Sarah Lavin. Morgan Treacy/INPHO
On track

World indoors: Lavin runs new PB to cruise into semi-finals, Irish relay team qualify for final

It was another impressive morning on the track for Ireland.

SARAH LAVIN EASED into the semi-finals of the 60 metre hurdles at the world indoor championships in Glasgow this morning, winning her heat with a new personal best of 7.90. 

She will run in the semi-finals at 7.40pm this evening, hoping to earn a place in the final later tonight. 

The top three in each of the six heats qualified automatically for the semi-finals, but Lavin blitzed her field, finishing .07 ahead of Finland’s Reeta Hurske in second. Netherlands Maayke Tjin-A-Lim came third in 8.10. 

“I don’t know if anything is ever comfortable”, Lavin told Virgin Media. “I did well. I reacted well, that first cross over the first hurdle needs to be a bit quicker, but I ran very well between the hurdles and came through at the end.”

Lavin continues to target Derval O’Rourke’s national record of 7.84, which she ran in winning this event in 2006. 

“Better than an Irish record”, replied Lavin when asked what it would take to medal in the event tonight. “I would say, 7.82, 7.83 might do it. 

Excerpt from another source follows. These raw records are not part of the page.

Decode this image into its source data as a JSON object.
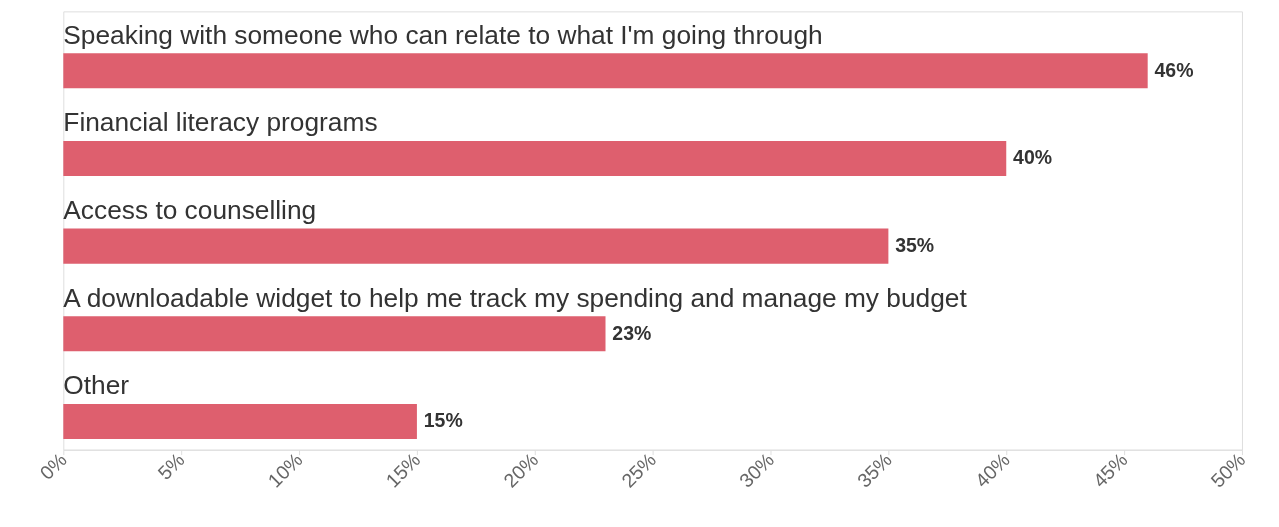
{
  "chart_data": {
    "type": "bar",
    "orientation": "horizontal",
    "categories": [
      "Speaking with someone who can relate to what I'm going through",
      "Financial literacy programs",
      "Access to counselling",
      "A downloadable widget to help me track my spending and manage my budget",
      "Other"
    ],
    "values": [
      46,
      40,
      35,
      23,
      15
    ],
    "value_labels": [
      "46%",
      "40%",
      "35%",
      "23%",
      "15%"
    ],
    "color": "#de5f6e",
    "xlim": [
      0,
      50
    ],
    "xticks": [
      {
        "value": 0,
        "label": "0%"
      },
      {
        "value": 5,
        "label": "5%"
      },
      {
        "value": 10,
        "label": "10%"
      },
      {
        "value": 15,
        "label": "15%"
      },
      {
        "value": 20,
        "label": "20%"
      },
      {
        "value": 25,
        "label": "25%"
      },
      {
        "value": 30,
        "label": "30%"
      },
      {
        "value": 35,
        "label": "35%"
      },
      {
        "value": 40,
        "label": "40%"
      },
      {
        "value": 45,
        "label": "45%"
      },
      {
        "value": 50,
        "label": "50%"
      }
    ],
    "grid": false
  }
}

“Of course [I want the record.] Otherwise I wouldn’t be here. My God, this was her baby. That’s a high mark but I am going to give it everything I have.” 

Meanwhile, the Irish women’s 4x400m relay team qualified into another world final, earning a fastest loser’s spot by 12 hundredths of a second. 

The Irish team of Phil Healy, Sophie Becker, Roisin Harrison, and Sharlene Mawdsley ran a new national record of 3:28.45 to finish fourth in a stacked heat, which was won by a Dutch quartet anchored by Femke Bol. 

Mawdsley anchored the Irish run, earning a measure of redemption following her harsh disqualification from the individual event on Friday. Healy, meanwhile, showed a stunning return to form, leading the Irish side off and first to pass the baton, running her leg in 51.93. Mawdsley was the fastest among the final runners, clocking 50.48, which was faster than Bol. 

The top two in each heat qualified for final along with the two fastest losers across both, meaning the Irish side were left with a nervous wait for the second heat. The time was ultimately enough, finishing 0.12 quicker than the Czech team that finished third. 

Their final is at 8.30pm tonight.

“Phil stormed off and all the girls held their ground”, Mawdsley told Virgin Media after the race. “I had a bit of redemption, I can’t put into words what this means to me. I am so pleased we got a national record and a final, we couldn’t have asked for much more than that.”